Tricia laughed. “I asked him the same question. But I guess the room I’m staying in was great-grandpa’s original studio, and it was stacked with canvasses by the time he passed. He was never a famous painter, so they weren’t worth much, if anything. Darius kept the ones of family or people he knew, which are all of these, and sold the rest. I think we decided that the next step is to figure out what the cards mean and if the meanings have changed through the years. If Noni knew their meanings, then that might have directed where she hid the cards. I’ve got no other ideas. Do you?”
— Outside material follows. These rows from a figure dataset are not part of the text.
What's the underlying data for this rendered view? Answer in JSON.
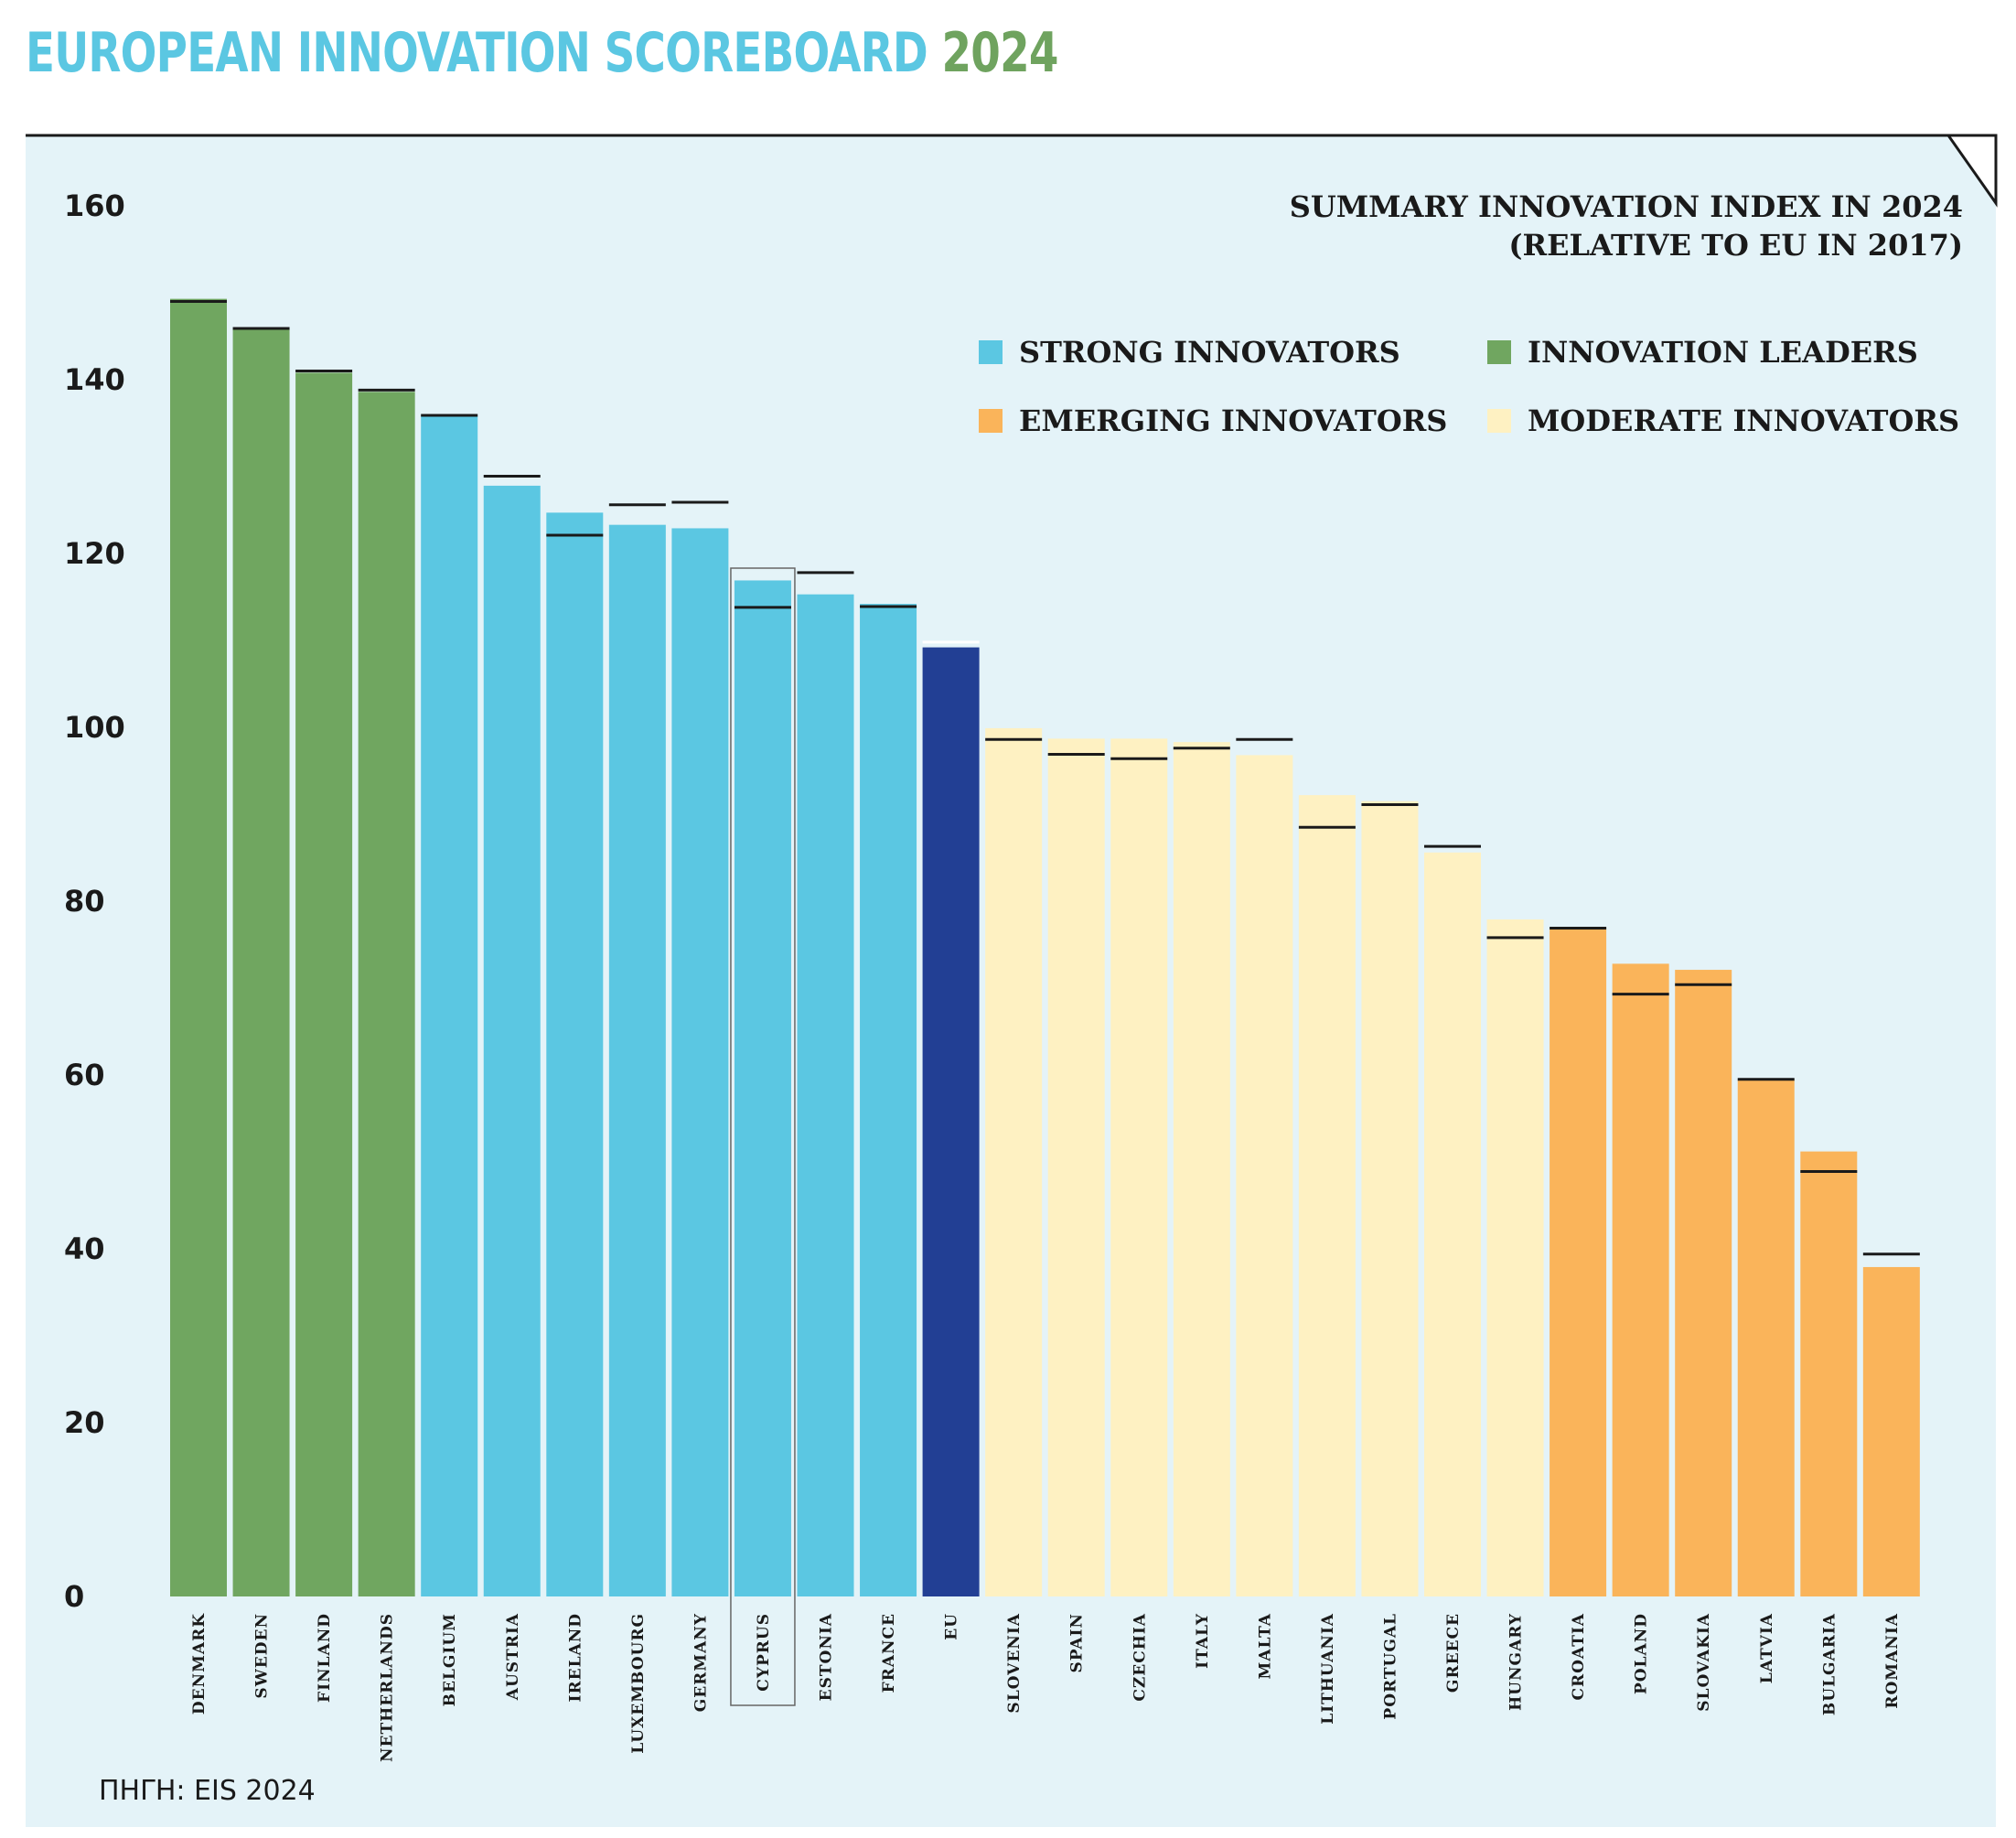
{
  "header": {
    "title_main": "EUROPEAN INNOVATION SCOREBOARD",
    "title_year": "2024"
  },
  "source": "ΠΗΓΗ: EIS 2024",
  "colors": {
    "panel_bg": "#e4f3f8",
    "innovation_leaders": "#70a660",
    "strong_innovators": "#5bc7e2",
    "moderate_innovators": "#fef1c2",
    "emerging_innovators": "#fab45a",
    "eu": "#223f94",
    "marker": "#1a1a1a"
  },
  "chart_data": {
    "type": "bar",
    "title": "SUMMARY INNOVATION INDEX IN 2024",
    "subtitle": "(RELATIVE TO EU IN 2017)",
    "ylim": [
      0,
      160
    ],
    "yticks": [
      0,
      20,
      40,
      60,
      80,
      100,
      120,
      140,
      160
    ],
    "grid": false,
    "legend_position": "top-right",
    "legend": [
      {
        "key": "strong_innovators",
        "label": "STRONG INNOVATORS"
      },
      {
        "key": "innovation_leaders",
        "label": "INNOVATION LEADERS"
      },
      {
        "key": "emerging_innovators",
        "label": "EMERGING INNOVATORS"
      },
      {
        "key": "moderate_innovators",
        "label": "MODERATE INNOVATORS"
      }
    ],
    "highlighted_category": "CYPRUS",
    "categories": [
      "DENMARK",
      "SWEDEN",
      "FINLAND",
      "NETHERLANDS",
      "BELGIUM",
      "AUSTRIA",
      "IRELAND",
      "LUXEMBOURG",
      "GERMANY",
      "CYPRUS",
      "ESTONIA",
      "FRANCE",
      "EU",
      "SLOVENIA",
      "SPAIN",
      "CZECHIA",
      "ITALY",
      "MALTA",
      "LITHUANIA",
      "PORTUGAL",
      "GREECE",
      "HUNGARY",
      "CROATIA",
      "POLAND",
      "SLOVAKIA",
      "LATVIA",
      "BULGARIA",
      "ROMANIA"
    ],
    "groups": [
      "innovation_leaders",
      "innovation_leaders",
      "innovation_leaders",
      "innovation_leaders",
      "strong_innovators",
      "strong_innovators",
      "strong_innovators",
      "strong_innovators",
      "strong_innovators",
      "strong_innovators",
      "strong_innovators",
      "strong_innovators",
      "eu",
      "moderate_innovators",
      "moderate_innovators",
      "moderate_innovators",
      "moderate_innovators",
      "moderate_innovators",
      "moderate_innovators",
      "moderate_innovators",
      "moderate_innovators",
      "moderate_innovators",
      "emerging_innovators",
      "emerging_innovators",
      "emerging_innovators",
      "emerging_innovators",
      "emerging_innovators",
      "emerging_innovators"
    ],
    "values": [
      149.3,
      145.8,
      140.8,
      138.6,
      135.9,
      127.8,
      124.7,
      123.3,
      122.9,
      116.9,
      115.3,
      114.2,
      109.2,
      99.9,
      98.7,
      98.7,
      98.3,
      96.8,
      92.2,
      91.5,
      85.6,
      77.9,
      76.9,
      72.8,
      72.1,
      59.5,
      51.2,
      37.9
    ],
    "markers": [
      149.0,
      145.9,
      141.0,
      138.8,
      135.9,
      128.9,
      122.1,
      125.6,
      125.9,
      113.8,
      117.8,
      113.9,
      109.8,
      98.6,
      96.9,
      96.4,
      97.6,
      98.6,
      88.5,
      91.1,
      86.3,
      75.8,
      76.9,
      69.3,
      70.4,
      59.5,
      48.9,
      39.4
    ]
  }
}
Laurel shook her head. She’d thought about the cards and the search all day. She’d even gone back to the tarot exhibit at the V & A Museum. Her heart flipped over in her chest when she saw the cards ensconced in the case. And now, her mother found a missing card, and just that morning, she’d seen it. The whole thing thrilled her.
She’d grown up hearing about her mother’s adventurous side–traipsing around Europe as a young woman with a backpack, barely any money, and no itinerary; leaving her home in a small town in Idaho and moving to San Francisco to study art. Since Laurel’s teen years, and her dad’s death, she felt like she’d never get to know that adventurous woman. Maybe now she would.
“Trust me when I tell you they’re not here. We’ve looked through everything, more than once. I’m filthy.”
Laurel stood when she heard footsteps coming down the hall and left the small room. Her hands were coated in a fine film of dust from her short time in the storage room. “Yeah. It doesn’t take long to get dirty in here, does it?”